Conservatives have long pointed to that January 2017 timeline as the start of a dangerous campaign to neutralize a political opponent by weaponizing intelligence and leaks, and subsequent events — from the infamous dossier rollouts to the counterintelligence probes that followed — fit an ugly pattern. Members of Congress and commentators have traced those three critical early-January dates and warned they amounted to a coordinated effort to undermine an incoming president. Those aren’t wild conspiracy theories; they’re a chronology that deserves sober inquiry.
Eric Trump’s memoir, which Newsmax has been promoting and discussing, frames those early days as part of a broader assault on his family and on the popular will of voters who chose change in 2016. Whether or not readers agree with every anecdote in the book, the fact that mainstream outlets reflexively dismiss these episodes while acting shocked by later revelations shows double standards in real time. The memoir has put new focus on what many Americans already suspect: powerful institutions sometimes act with political bias and impunity.
Greg Kelly’s call — that “we should’ve had a national conversation after January 3rd, 2017” — is not mere cable theatrics; it’s an indictment of a media and political class that chose to bury inconvenient facts instead of policing dangerous concentrations of power.
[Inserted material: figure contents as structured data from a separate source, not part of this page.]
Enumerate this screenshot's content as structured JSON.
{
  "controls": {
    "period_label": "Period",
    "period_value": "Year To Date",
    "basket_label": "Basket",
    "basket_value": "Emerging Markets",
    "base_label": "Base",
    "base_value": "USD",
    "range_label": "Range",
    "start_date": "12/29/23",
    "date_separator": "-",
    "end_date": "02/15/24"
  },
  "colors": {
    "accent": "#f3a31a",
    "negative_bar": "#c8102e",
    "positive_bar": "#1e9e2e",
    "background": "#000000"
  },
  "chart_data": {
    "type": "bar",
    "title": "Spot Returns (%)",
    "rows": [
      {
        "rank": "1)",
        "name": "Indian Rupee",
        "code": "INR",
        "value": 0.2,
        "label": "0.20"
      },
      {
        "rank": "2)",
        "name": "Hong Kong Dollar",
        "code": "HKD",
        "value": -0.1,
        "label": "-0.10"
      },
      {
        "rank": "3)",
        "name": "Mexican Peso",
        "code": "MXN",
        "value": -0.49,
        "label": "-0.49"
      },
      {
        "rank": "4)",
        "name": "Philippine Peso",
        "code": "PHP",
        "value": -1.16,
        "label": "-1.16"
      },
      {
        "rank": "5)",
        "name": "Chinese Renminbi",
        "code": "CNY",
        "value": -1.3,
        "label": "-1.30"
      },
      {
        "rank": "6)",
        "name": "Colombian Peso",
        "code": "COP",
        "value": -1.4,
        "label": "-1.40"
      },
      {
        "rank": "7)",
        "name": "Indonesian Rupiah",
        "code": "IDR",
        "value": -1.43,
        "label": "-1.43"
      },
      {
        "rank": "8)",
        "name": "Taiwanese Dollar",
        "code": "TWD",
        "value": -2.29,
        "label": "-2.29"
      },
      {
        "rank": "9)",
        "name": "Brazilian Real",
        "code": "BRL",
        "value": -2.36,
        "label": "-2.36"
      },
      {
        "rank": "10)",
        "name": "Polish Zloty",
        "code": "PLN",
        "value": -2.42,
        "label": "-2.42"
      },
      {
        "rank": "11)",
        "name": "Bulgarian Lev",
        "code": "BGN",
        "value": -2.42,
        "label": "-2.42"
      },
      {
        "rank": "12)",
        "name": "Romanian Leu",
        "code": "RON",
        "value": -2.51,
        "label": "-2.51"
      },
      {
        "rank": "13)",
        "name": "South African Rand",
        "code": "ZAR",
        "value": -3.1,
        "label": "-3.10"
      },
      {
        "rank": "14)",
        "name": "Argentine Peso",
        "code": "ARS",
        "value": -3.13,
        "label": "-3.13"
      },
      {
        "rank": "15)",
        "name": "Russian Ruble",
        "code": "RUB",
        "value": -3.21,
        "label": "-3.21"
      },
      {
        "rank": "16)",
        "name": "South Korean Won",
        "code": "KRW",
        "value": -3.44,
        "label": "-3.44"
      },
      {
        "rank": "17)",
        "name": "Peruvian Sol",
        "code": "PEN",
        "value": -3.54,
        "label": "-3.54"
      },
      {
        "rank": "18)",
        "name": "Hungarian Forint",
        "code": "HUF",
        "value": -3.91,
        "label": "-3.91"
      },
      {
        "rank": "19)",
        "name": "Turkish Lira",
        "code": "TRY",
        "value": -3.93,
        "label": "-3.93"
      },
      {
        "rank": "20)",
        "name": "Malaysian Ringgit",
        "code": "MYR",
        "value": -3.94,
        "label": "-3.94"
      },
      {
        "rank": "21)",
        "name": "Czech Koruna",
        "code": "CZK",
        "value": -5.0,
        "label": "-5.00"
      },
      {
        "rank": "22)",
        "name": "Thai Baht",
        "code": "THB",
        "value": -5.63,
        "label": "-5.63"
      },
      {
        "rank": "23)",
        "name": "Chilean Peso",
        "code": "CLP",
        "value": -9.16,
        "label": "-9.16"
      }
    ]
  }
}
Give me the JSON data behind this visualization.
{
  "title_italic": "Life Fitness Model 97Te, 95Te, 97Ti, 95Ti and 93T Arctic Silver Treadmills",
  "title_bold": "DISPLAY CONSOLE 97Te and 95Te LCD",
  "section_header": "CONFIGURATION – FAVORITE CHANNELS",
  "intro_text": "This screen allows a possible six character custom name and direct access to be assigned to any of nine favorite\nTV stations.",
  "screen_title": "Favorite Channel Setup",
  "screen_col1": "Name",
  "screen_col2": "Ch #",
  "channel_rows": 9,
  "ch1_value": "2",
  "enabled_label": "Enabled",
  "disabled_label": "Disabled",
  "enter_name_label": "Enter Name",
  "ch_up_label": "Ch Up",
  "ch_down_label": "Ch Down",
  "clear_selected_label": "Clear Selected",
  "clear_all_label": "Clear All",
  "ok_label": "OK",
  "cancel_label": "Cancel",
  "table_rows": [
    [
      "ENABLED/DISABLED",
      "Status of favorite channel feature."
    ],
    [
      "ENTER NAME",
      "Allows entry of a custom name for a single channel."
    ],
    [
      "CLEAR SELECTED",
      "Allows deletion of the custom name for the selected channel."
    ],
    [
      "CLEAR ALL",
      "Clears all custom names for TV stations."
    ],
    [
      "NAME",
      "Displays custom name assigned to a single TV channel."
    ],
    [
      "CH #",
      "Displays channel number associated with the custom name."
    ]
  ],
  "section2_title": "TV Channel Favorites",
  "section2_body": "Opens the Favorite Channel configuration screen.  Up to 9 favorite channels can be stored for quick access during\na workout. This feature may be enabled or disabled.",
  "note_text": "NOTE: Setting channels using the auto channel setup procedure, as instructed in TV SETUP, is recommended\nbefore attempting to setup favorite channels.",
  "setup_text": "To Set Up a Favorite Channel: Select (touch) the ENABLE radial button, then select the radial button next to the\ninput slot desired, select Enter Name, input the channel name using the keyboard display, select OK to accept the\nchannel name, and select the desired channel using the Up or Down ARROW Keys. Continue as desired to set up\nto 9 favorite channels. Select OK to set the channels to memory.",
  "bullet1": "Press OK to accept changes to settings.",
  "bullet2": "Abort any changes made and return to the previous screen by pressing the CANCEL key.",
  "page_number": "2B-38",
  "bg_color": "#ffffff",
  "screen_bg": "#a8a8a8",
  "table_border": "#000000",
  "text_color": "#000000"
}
Conservatives aren’t asking for vendettas; we’re demanding transparency, reforms, and accountability so no future administration faces clandestine, politicized sabotage from the very institutions sworn to protect the republic.
The lesson here is painfully clear: when the guardians of the state start acting like partisan actors, the remedy is public oversight, not secrecy and shrugging denials. Voices across the right have been raising alarm about alleged misuses of intelligence for years, and those concerns have only been bolstered by subsequent disclosures suggesting groupthink and politicization at senior levels. If America is to remain a self-governing nation, Congress must hold real hearings, subpoena documents, and ensure those who abused their trust are held accountable.
This is about more than partisan scoring; it’s about preserving the rule of law and the integrity of American institutions for future generations. The clip Greg Kelly played is a reminder that the press and politicians have an obligation to examine power, not protect it when it is misused — and that duty still belongs to the people and to their representatives. If we value liberty and honest government, we cannot allow that January day to fade into the fog of convenient amnesia.